I recently had a lovely review of my first book, Bird. It was from a reader in the USA and she said: “I’ve never been to England but seeing London through Beth’s eyes was eye opening and I want to see Piccadilly Circus in real life! Thank you Lindsay Woodward for opening my mind and allowing me to see the beauty of London from a different perspective.”
I love London. When I first travelled there as a kid on a day trip I knew I wanted to live there someday, and in my early twenties I did just that. I am from a Staffordshire village and I moved to London, and that’s exactly what Beth does in my book. All of her thoughts, feelings and emotions are totally based on my own. I even used to spend my spare time travelling to different places on the tube, seeing London in the cheapest way I could as I had no money to spend. Much of what Beth goes through at the start of the novel is what I went through, and I believe because it was written with that depth of experience, of having lived through these things myself, that I was able to bring it to life and make the reader say the very kind things she did. A day trip to London and seeing what it’s like would never compare to the madness of living there. You just couldn’t know.
When planning my books, I don’t think of an experience I’ve had and build a story around it. I’ve never done that. None of my work is even remotely biographical. I’ll usually have a mad idea like a man turns into a bird or a girl is invisible and needs to find a way back to being visible again, and that’s where it begins. But as I create the scenes and plot around these ideas, I always weave in things that I know well to help bring it to life.
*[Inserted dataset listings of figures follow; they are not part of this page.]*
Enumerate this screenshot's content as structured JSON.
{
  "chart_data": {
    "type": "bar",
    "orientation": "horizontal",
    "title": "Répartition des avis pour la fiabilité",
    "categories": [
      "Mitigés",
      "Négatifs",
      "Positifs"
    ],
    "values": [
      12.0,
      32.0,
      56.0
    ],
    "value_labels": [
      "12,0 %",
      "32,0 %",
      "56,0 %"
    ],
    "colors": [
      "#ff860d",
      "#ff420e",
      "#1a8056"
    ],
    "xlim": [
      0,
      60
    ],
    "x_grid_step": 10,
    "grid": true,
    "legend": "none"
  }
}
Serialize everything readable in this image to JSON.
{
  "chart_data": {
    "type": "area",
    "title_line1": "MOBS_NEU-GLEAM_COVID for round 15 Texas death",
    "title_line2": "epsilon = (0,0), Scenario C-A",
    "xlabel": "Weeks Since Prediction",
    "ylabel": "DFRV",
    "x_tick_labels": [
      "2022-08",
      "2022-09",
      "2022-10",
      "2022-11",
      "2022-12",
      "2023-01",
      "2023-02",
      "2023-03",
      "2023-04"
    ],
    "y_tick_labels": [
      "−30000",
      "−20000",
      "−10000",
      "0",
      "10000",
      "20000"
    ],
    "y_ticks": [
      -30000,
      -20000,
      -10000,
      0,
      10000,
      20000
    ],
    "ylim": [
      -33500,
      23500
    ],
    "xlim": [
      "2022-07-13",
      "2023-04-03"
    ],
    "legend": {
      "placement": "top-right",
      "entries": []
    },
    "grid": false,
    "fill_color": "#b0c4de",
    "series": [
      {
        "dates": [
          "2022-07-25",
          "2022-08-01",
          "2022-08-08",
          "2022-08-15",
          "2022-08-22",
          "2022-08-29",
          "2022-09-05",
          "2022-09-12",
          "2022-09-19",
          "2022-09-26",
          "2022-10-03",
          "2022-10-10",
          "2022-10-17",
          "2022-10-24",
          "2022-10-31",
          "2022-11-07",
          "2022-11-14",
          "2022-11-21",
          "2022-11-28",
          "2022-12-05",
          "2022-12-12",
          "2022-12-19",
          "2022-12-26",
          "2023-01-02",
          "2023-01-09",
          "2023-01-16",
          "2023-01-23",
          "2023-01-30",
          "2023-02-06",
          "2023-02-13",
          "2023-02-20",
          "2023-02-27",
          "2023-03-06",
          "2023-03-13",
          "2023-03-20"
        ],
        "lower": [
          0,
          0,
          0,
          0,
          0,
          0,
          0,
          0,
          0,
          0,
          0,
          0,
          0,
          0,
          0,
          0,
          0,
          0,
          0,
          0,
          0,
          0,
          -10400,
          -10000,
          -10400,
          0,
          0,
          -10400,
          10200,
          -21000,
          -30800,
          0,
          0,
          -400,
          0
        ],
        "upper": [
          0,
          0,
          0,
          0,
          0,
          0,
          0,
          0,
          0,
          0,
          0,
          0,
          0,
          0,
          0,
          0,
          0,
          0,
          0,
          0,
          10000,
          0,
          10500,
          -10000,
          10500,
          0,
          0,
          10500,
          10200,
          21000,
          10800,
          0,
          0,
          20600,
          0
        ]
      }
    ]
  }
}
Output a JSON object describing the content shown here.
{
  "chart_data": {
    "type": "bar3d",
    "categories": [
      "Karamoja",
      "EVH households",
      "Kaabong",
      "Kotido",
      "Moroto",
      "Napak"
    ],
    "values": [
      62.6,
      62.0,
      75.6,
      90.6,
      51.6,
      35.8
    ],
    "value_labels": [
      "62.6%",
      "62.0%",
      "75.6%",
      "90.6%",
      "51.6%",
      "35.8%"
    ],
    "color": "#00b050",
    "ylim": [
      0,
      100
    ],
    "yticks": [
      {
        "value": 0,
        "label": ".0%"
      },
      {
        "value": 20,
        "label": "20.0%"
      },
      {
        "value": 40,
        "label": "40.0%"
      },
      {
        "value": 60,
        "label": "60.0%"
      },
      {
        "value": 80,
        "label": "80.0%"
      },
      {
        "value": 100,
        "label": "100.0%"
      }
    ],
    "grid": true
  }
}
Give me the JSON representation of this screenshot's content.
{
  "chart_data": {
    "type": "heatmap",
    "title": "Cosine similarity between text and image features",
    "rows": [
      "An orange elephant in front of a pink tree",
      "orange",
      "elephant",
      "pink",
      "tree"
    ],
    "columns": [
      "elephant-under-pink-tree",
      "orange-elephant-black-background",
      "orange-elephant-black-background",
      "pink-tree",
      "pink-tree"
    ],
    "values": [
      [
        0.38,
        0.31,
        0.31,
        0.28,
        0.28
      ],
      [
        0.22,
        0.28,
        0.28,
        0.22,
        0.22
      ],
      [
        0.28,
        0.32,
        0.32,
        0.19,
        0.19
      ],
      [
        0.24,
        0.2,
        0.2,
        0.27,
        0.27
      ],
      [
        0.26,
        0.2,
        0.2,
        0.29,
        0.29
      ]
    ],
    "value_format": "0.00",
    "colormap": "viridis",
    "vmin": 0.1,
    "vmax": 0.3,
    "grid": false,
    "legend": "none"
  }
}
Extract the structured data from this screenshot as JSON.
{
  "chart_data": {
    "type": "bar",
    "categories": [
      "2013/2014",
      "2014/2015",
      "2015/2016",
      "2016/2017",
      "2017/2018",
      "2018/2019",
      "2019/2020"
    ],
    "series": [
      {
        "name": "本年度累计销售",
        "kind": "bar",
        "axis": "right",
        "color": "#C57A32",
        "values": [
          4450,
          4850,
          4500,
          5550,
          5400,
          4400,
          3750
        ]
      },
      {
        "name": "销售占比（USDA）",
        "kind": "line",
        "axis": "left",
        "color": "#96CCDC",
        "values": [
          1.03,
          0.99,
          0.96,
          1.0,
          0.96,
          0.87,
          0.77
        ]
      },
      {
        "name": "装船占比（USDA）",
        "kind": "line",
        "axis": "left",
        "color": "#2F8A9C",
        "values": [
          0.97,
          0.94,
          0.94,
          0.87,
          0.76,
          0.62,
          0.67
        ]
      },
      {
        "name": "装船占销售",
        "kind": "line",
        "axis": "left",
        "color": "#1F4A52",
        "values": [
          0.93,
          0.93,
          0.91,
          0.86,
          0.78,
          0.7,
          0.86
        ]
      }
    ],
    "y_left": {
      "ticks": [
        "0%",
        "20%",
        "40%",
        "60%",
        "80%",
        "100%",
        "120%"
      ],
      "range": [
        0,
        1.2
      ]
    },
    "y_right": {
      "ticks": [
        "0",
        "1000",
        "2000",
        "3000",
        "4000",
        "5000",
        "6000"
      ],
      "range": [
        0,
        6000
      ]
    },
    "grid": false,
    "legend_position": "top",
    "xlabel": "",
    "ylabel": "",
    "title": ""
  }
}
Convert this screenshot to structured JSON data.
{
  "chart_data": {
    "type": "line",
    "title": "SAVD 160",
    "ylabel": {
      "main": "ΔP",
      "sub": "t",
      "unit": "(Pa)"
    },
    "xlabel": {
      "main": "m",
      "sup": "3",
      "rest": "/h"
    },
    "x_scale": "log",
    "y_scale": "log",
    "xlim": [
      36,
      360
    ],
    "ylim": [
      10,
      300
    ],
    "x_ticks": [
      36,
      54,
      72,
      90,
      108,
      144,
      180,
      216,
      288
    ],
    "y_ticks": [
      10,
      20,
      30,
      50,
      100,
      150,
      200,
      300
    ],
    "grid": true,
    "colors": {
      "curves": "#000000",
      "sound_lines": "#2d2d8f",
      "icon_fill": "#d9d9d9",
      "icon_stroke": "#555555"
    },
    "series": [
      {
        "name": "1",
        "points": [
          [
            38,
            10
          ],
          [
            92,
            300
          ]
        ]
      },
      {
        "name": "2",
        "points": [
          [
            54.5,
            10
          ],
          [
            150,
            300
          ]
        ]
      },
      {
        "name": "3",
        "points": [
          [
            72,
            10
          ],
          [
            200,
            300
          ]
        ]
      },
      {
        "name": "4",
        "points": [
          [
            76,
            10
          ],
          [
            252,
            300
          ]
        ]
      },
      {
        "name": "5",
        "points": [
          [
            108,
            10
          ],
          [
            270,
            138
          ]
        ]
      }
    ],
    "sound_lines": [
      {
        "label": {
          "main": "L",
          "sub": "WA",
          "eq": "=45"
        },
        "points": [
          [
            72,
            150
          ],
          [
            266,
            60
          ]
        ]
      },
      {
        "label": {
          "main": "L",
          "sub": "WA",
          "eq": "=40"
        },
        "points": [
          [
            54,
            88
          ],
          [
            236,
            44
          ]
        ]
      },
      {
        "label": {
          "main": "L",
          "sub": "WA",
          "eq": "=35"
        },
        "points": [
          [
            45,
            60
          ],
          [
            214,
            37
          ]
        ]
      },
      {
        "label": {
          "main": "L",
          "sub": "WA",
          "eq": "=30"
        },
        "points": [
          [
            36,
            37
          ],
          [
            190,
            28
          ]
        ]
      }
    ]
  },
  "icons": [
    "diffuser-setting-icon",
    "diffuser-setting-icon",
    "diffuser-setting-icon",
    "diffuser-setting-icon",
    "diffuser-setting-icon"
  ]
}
For example, when I think about the profiles of my characters – such as where do they work, how do they spend their time, what do they like and dislike – I always try to give them jobs or hobbies that I have done myself or I know very well. Many of my books feature marketing or sales people as I’ve worked in marketing for nearly twenty years. In In the Blood, the lead male, David, was a scientist, and I wrote his whole character and job based on my husband who is a scientist and I got him to help me shape the world that David lives in.
I also always try to get the characters to work in industries that I know or environments that I’m familiar with. Sometimes, as in Shape the Future, the story demands something different and a ton of research needs to be done, but wherever possible I try to stick to what I know. This isn’t because I don’t like research, but because research will never compare to being immersed in a situation. It’s one thing to understand something, it’s another to have lived through it, and I like bringing that into my novels.
In Invisible, Alice, the lead character, owns a security business. I once did marketing for security equipment, such as CCTV cameras and access control, so I thought it would be good to include that as I could talk about it with confidence. I still polished up on the terminology and latest innovation to make sure I was refreshed and up to date, but I had lots of first hand experience.
There will always be characters and situations that you need to add in that you have to research first. And when you don’t know, it’s imperative that you do that research. But I have no doubt that the positive feedback I get from my books often comes from the personal experiences I inject into my stories, and I am determined to keep doing that.
If you’ve not written before and you’d like to start a new project, I recommend definitely starting close to home. We all have so many stories to tell, so why not tell one of your own (even if you do massively fictionalise it). Share your way of looking at the world. I think it makes for a very deep and interesting story.